Dans le roman, l’avocat s’appelle Pierre et l’enseignant devient une enseignante, la flamboyante Suzanne Gasper. Indépendante et critique, la jeune femme hérisse d’emblée son directeur en un temps où certains enseignants ne voyaient pas d’un bon œil une femme arriver dans leurs rangs. Bientôt, Suzanne se met en ménage avec Pierre, jeune avocat brillant. Pas d’église, ni mairie, cela fait jaser. Et puis la guerre survient. Pierre, en conscience, fait son métier. Suzanne tâche d’analyser, refuse toute propagande. Le couple, à l’exact opposé des protagonistes du Silence de la mer (paru en 1942, sous la plume de Vercors), accueille avec sympathie un jeune officier Allemand cultivé qui a réquisitionné un logis dans leur vaste demeure. Les ragots vont bon train. La jalousie, la bêtise s’en mêlent. Cela finit mal, inévitablement. La guerre à peine finie, les voilà injustement accusés de collaboration, condamnés. Ils ne s’en relèveront pas.

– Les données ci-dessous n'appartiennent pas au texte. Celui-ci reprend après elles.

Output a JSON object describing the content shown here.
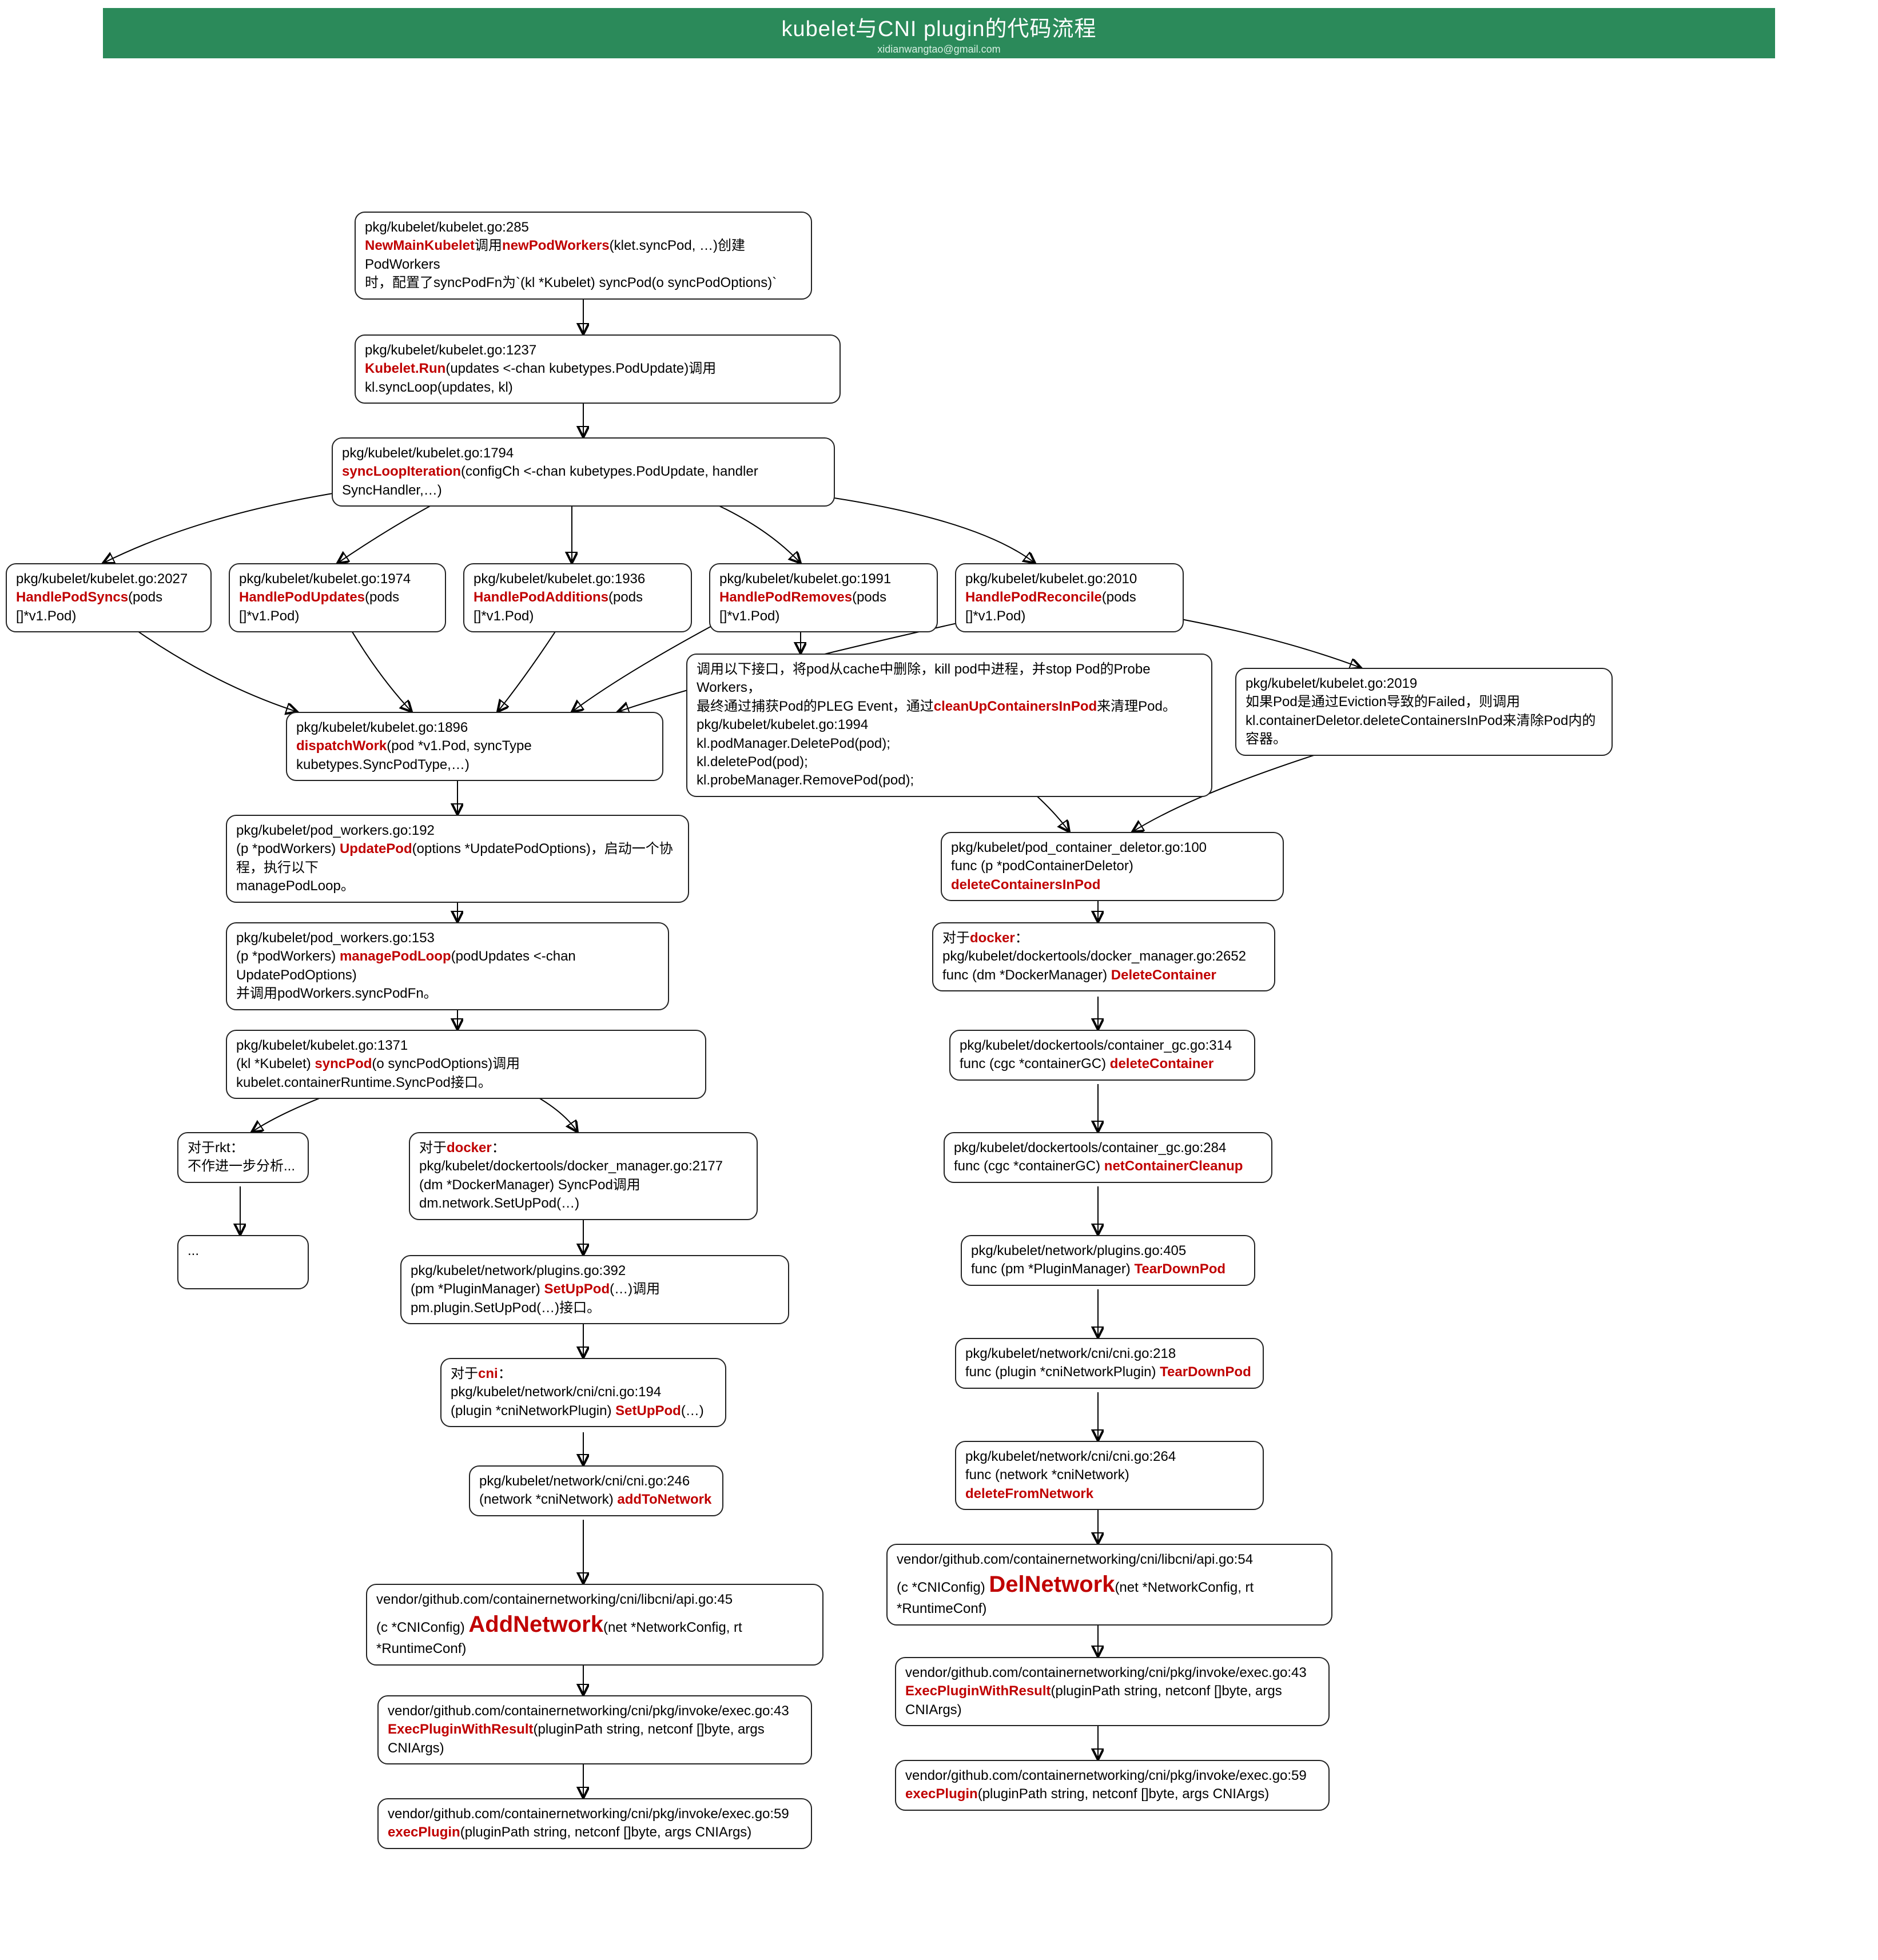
{
  "header": {
    "title": "kubelet与CNI plugin的代码流程",
    "subtitle": "xidianwangtao@gmail.com"
  },
  "nodes": {
    "n1": {
      "file": "pkg/kubelet/kubelet.go:285",
      "line2_a": "NewMainKubelet",
      "line2_b": "调用",
      "line2_c": "newPodWorkers",
      "line2_d": "(klet.syncPod, …)创建PodWorkers",
      "line3": "时，配置了syncPodFn为`(kl *Kubelet) syncPod(o syncPodOptions)`"
    },
    "n2": {
      "file": "pkg/kubelet/kubelet.go:1237",
      "fn": "Kubelet.Run",
      "rest": "(updates <-chan kubetypes.PodUpdate)调用kl.syncLoop(updates, kl)"
    },
    "n3": {
      "file": "pkg/kubelet/kubelet.go:1794",
      "fn": "syncLoopIteration",
      "rest": "(configCh <-chan kubetypes.PodUpdate, handler SyncHandler,…)"
    },
    "h_syncs": {
      "file": "pkg/kubelet/kubelet.go:2027",
      "fn": "HandlePodSyncs",
      "rest": "(pods []*v1.Pod)"
    },
    "h_updates": {
      "file": "pkg/kubelet/kubelet.go:1974",
      "fn": "HandlePodUpdates",
      "rest": "(pods []*v1.Pod)"
    },
    "h_additions": {
      "file": "pkg/kubelet/kubelet.go:1936",
      "fn": "HandlePodAdditions",
      "rest": "(pods []*v1.Pod)"
    },
    "h_removes": {
      "file": "pkg/kubelet/kubelet.go:1991",
      "fn": "HandlePodRemoves",
      "rest": "(pods []*v1.Pod)"
    },
    "h_reconcile": {
      "file": "pkg/kubelet/kubelet.go:2010",
      "fn": "HandlePodReconcile",
      "rest": "(pods []*v1.Pod)"
    },
    "dispatch": {
      "file": "pkg/kubelet/kubelet.go:1896",
      "fn": "dispatchWork",
      "rest": "(pod *v1.Pod, syncType kubetypes.SyncPodType,…)"
    },
    "removes_note": {
      "line1_a": "调用以下接口，将pod从cache中删除，kill pod中进程，并stop Pod的Probe Workers，",
      "line1_b": "最终通过捕获Pod的PLEG Event，通过",
      "line1_c": "cleanUpContainersInPod",
      "line1_d": "来清理Pod。",
      "line2": "pkg/kubelet/kubelet.go:1994",
      "line3": "kl.podManager.DeletePod(pod);",
      "line4": "kl.deletePod(pod);",
      "line5": "kl.probeManager.RemovePod(pod);"
    },
    "reconcile_note": {
      "line1": "pkg/kubelet/kubelet.go:2019",
      "line2": "如果Pod是通过Eviction导致的Failed，则调用",
      "line3": "kl.containerDeletor.deleteContainersInPod来清除Pod内的容器。"
    },
    "updatepod": {
      "file": "pkg/kubelet/pod_workers.go:192",
      "sig_a": "(p *podWorkers) ",
      "fn": "UpdatePod",
      "sig_b": "(options *UpdatePodOptions)，启动一个协程，执行以下",
      "line3": "managePodLoop。"
    },
    "managepodloop": {
      "file": "pkg/kubelet/pod_workers.go:153",
      "sig_a": "(p *podWorkers) ",
      "fn": "managePodLoop",
      "sig_b": "(podUpdates <-chan UpdatePodOptions)",
      "line3": "并调用podWorkers.syncPodFn。"
    },
    "syncpod": {
      "file": "pkg/kubelet/kubelet.go:1371",
      "sig_a": "(kl *Kubelet) ",
      "fn": "syncPod",
      "sig_b": "(o syncPodOptions)调用kubelet.containerRuntime.SyncPod接口。"
    },
    "rkt": {
      "line1": "对于rkt：",
      "line2": "不作进一步分析..."
    },
    "docker_syncpod": {
      "line1_a": "对于",
      "line1_b": "docker",
      "line1_c": "：",
      "line2": "pkg/kubelet/dockertools/docker_manager.go:2177",
      "line3": "(dm *DockerManager) SyncPod调用dm.network.SetUpPod(…)"
    },
    "ellipsis": {
      "text": "..."
    },
    "setuppod": {
      "file": "pkg/kubelet/network/plugins.go:392",
      "sig_a": "(pm *PluginManager) ",
      "fn": "SetUpPod",
      "sig_b": "(…)调用pm.plugin.SetUpPod(…)接口。"
    },
    "cni_setuppod": {
      "line1_a": "对于",
      "line1_b": "cni",
      "line1_c": "：",
      "line2": "pkg/kubelet/network/cni/cni.go:194",
      "sig_a": "(plugin *cniNetworkPlugin) ",
      "fn": "SetUpPod",
      "sig_b": "(…)"
    },
    "addtonet": {
      "file": "pkg/kubelet/network/cni/cni.go:246",
      "sig_a": "(network *cniNetwork) ",
      "fn": "addToNetwork"
    },
    "addnetwork": {
      "file": "vendor/github.com/containernetworking/cni/libcni/api.go:45",
      "sig_a": "(c *CNIConfig) ",
      "fn": "AddNetwork",
      "sig_b": "(net *NetworkConfig, rt *RuntimeConf)"
    },
    "exec1": {
      "file": "vendor/github.com/containernetworking/cni/pkg/invoke/exec.go:43",
      "fn": "ExecPluginWithResult",
      "sig_b": "(pluginPath string, netconf []byte, args CNIArgs)"
    },
    "exec2": {
      "file": "vendor/github.com/containernetworking/cni/pkg/invoke/exec.go:59",
      "fn": "execPlugin",
      "sig_b": "(pluginPath string, netconf []byte, args CNIArgs)"
    },
    "deletor": {
      "file": "pkg/kubelet/pod_container_deletor.go:100",
      "sig_a": "func (p *podContainerDeletor) ",
      "fn": "deleteContainersInPod"
    },
    "deletecontainer": {
      "line1_a": "对于",
      "line1_b": "docker",
      "line1_c": "：",
      "line2": "pkg/kubelet/dockertools/docker_manager.go:2652",
      "sig_a": "func (dm *DockerManager) ",
      "fn": "DeleteContainer"
    },
    "gc_deletecontainer": {
      "file": "pkg/kubelet/dockertools/container_gc.go:314",
      "sig_a": "func (cgc *containerGC) ",
      "fn": "deleteContainer"
    },
    "netcleanup": {
      "file": "pkg/kubelet/dockertools/container_gc.go:284",
      "sig_a": "func (cgc *containerGC) ",
      "fn": "netContainerCleanup"
    },
    "teardownpod": {
      "file": "pkg/kubelet/network/plugins.go:405",
      "sig_a": "func (pm *PluginManager) ",
      "fn": "TearDownPod"
    },
    "cni_teardownpod": {
      "file": "pkg/kubelet/network/cni/cni.go:218",
      "sig_a": "func (plugin *cniNetworkPlugin) ",
      "fn": "TearDownPod"
    },
    "deletefromnet": {
      "file": "pkg/kubelet/network/cni/cni.go:264",
      "sig_a": "func (network *cniNetwork) ",
      "fn": "deleteFromNetwork"
    },
    "delnetwork": {
      "file": "vendor/github.com/containernetworking/cni/libcni/api.go:54",
      "sig_a": "(c *CNIConfig) ",
      "fn": "DelNetwork",
      "sig_b": "(net *NetworkConfig, rt *RuntimeConf)"
    },
    "exec3": {
      "file": "vendor/github.com/containernetworking/cni/pkg/invoke/exec.go:43",
      "fn": "ExecPluginWithResult",
      "sig_b": "(pluginPath string, netconf []byte, args CNIArgs)"
    },
    "exec4": {
      "file": "vendor/github.com/containernetworking/cni/pkg/invoke/exec.go:59",
      "fn": "execPlugin",
      "sig_b": "(pluginPath string, netconf []byte, args CNIArgs)"
    }
  }
}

Avec ce roman, Dominique Zachary éclaire non seulement des zones d’ombre du passé, mais pose aussi en filigrane des questions difficiles et toujours d’actualité sur le devoir, la vérité, le discernement.


L’arbre à songes nous emmène aussi dans l’intimité d’un couple. Mais ici, pas de drame. Une vie simple, un jardin, un superbe hêtre pourpre “et tout l’amour que l’on a pour les choses éphémères, fragiles et rares”. On dit à tort que les gens heureux n’ont pas d’histoire. Aurelia Jane Lee prouve le contraire avec une délicatesse rare, dépourvue de toute mièvrerie.

A la Songeraie vit un couple. Abel est écrivain. Il regarde vivre la femme qu’il aime, Sauvane, sa femme. “Il y a des gens qui habitent ici, un homme et une femme. Lui, il ne sort jamais, et elle, elle est folle” disent les gens du village. Abel, c’est vrai, ne sort jamais – on apprendra pourquoi, mine de rien mais de manière décisive, dans les dernières pages du roman. Mais Sauvane n’a rien d’une folle. Artiste, elle s’en va quelquefois présenter un album, “heureuse de s’en aller, heureuse de revenir”. Bien sûr, tout n’est pas lisse.

Les gens heureux ont également des blessures. Seulement, ils savent les panser. Le jardin de la Songeraie accueille des passagers clandestins: Thomas qui aime parler avec les vieux, Madelon qui s’enchante de romans. Les saisons s’enchaînent et les adolescents, eux aussi, vont s’aimer. Littérature ou réalité? “Tout se mélange”. Ce joli roman vibrant réconcilie avec le temps qui passe, invite à vivre chaque instant du temps qui reste.